林晚霁怔怔地看着他坚定的双眸,只觉得那眸子里灼烧出来的温度烫人得很。她不敢再与他直视,只是匆匆别过头去:“如今我们婚事已了,你又何必……”
“阿晚,我从来不曾对你有过一分虚与委蛇的假意,我喜欢你的爽朗活泼,喜欢你的聪慧博学,喜欢你偶尔使小性子的娇蛮,喜欢你无拘无束自由自在的样子……我对你的那些好,也都是发自真心发自肺腑的,从没有利用之意。不论你是谁,是何身份,我心中所中意之人,只会是你。”
萧时衍目光如炬地看向面前的女子,牵过她的手来,用力按在自己的心口处,一字一句诚恳道:“你听……我这颗真心,永远只会为你而跳动。阿晚,我心悦于你,也只会心悦于你。”
林晚霁被他这么突如其来的举动有些吓了一跳,连忙慌乱地将手挣脱开来,别扭地偏过头去:“不必再说了,我心意已决……我胆小惜命,实在担不起你这份真心。若是嫁给你便会经历梦中的种种,我倒宁可,宁可从未认识过你,一辈子待在扬州,再也不去劳什子京城……”
林晚霁匆匆起了身,拾了油纸伞便要往亭外走去。
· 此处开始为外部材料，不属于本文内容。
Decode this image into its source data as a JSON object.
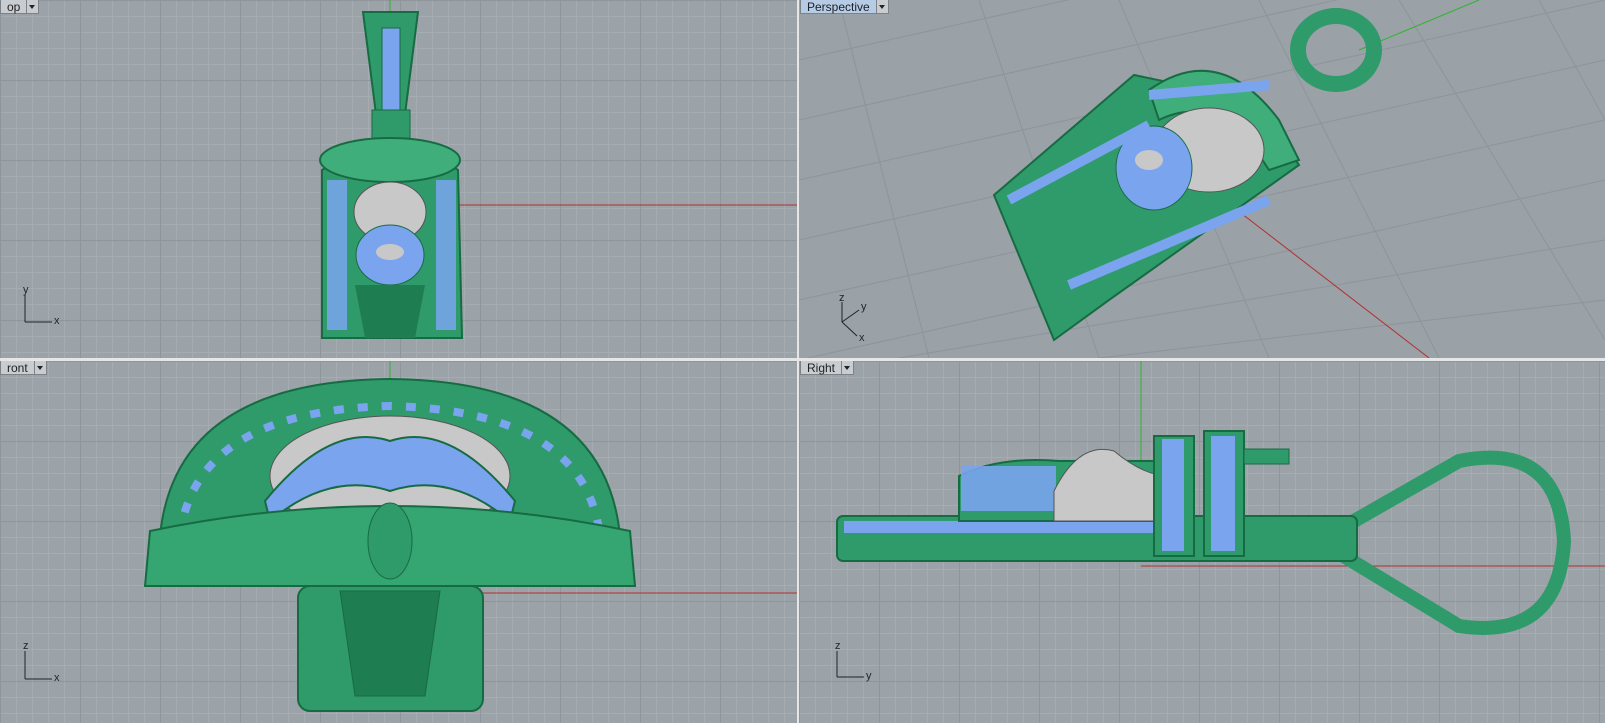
{
  "viewports": {
    "top": {
      "label": "op",
      "axis_a": "y",
      "axis_b": "x"
    },
    "perspective": {
      "label": "Perspective",
      "axis_z": "z",
      "axis_y": "y",
      "axis_x": "x"
    },
    "front": {
      "label": "ront",
      "axis_a": "z",
      "axis_b": "x"
    },
    "right": {
      "label": "Right",
      "axis_a": "z",
      "axis_b": "y"
    }
  },
  "colors": {
    "background": "#9ba2a8",
    "model_green": "#2f9a6a",
    "gem_blue": "#7aa4ee",
    "face_silver": "#c8c8c8",
    "x_axis": "#b23030",
    "y_axis": "#2fb52f",
    "active_tab": "#b5cbe6"
  }
}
外面依旧下着倾盆的大雨,雨水溅在檐角,滴落在她的鞋面上,扑面的凉意叫她的心绪也清醒上几分。
不能再说了,她怕再说下去,她还是会忍不住动摇,每每看到他的脸庞,她就会想起曾经二人相处过的点点滴滴,那些无数个令人动容的时刻,她的心在剧烈地跳动着。
她的心跳本能地告诉她,自己对他多日以来的心意,根本无法轻易放下。
可是在一切尚未有定数之前,她不敢拿自己的性命去赌。
“如果梦中的事都没有发生——”萧时衍见她慌忙要走,连忙起身叫住她:“如果过些时候,我没有去北狄,宛宁和梁王也得到了应有的下场,梦中的那些事情都没有发生,你可还愿意相信我,给我一个回头的机会?”
林晚霁顿住了脚步。她不知道该如何回答,只好沉默着背对向他。若是梦中的那些事情不曾发生,就代表着她所有的担忧和害怕都成了一团泡影。到了那时,她还有什么理由躲避,拒绝面对自己的那份心意呢?
“我会证明给你看的。”隔着雨幕,身后男子传来的声音已然是那么铿锵有力:“阿晚,等着我,我一定会证明给你看的。”
少女闻言并未转身,而是脚步一顿,撑起伞来,缓缓消失在了雨幕之中。
只留下小亭里一个颀长落寞的身影,徘徊,良久的静默。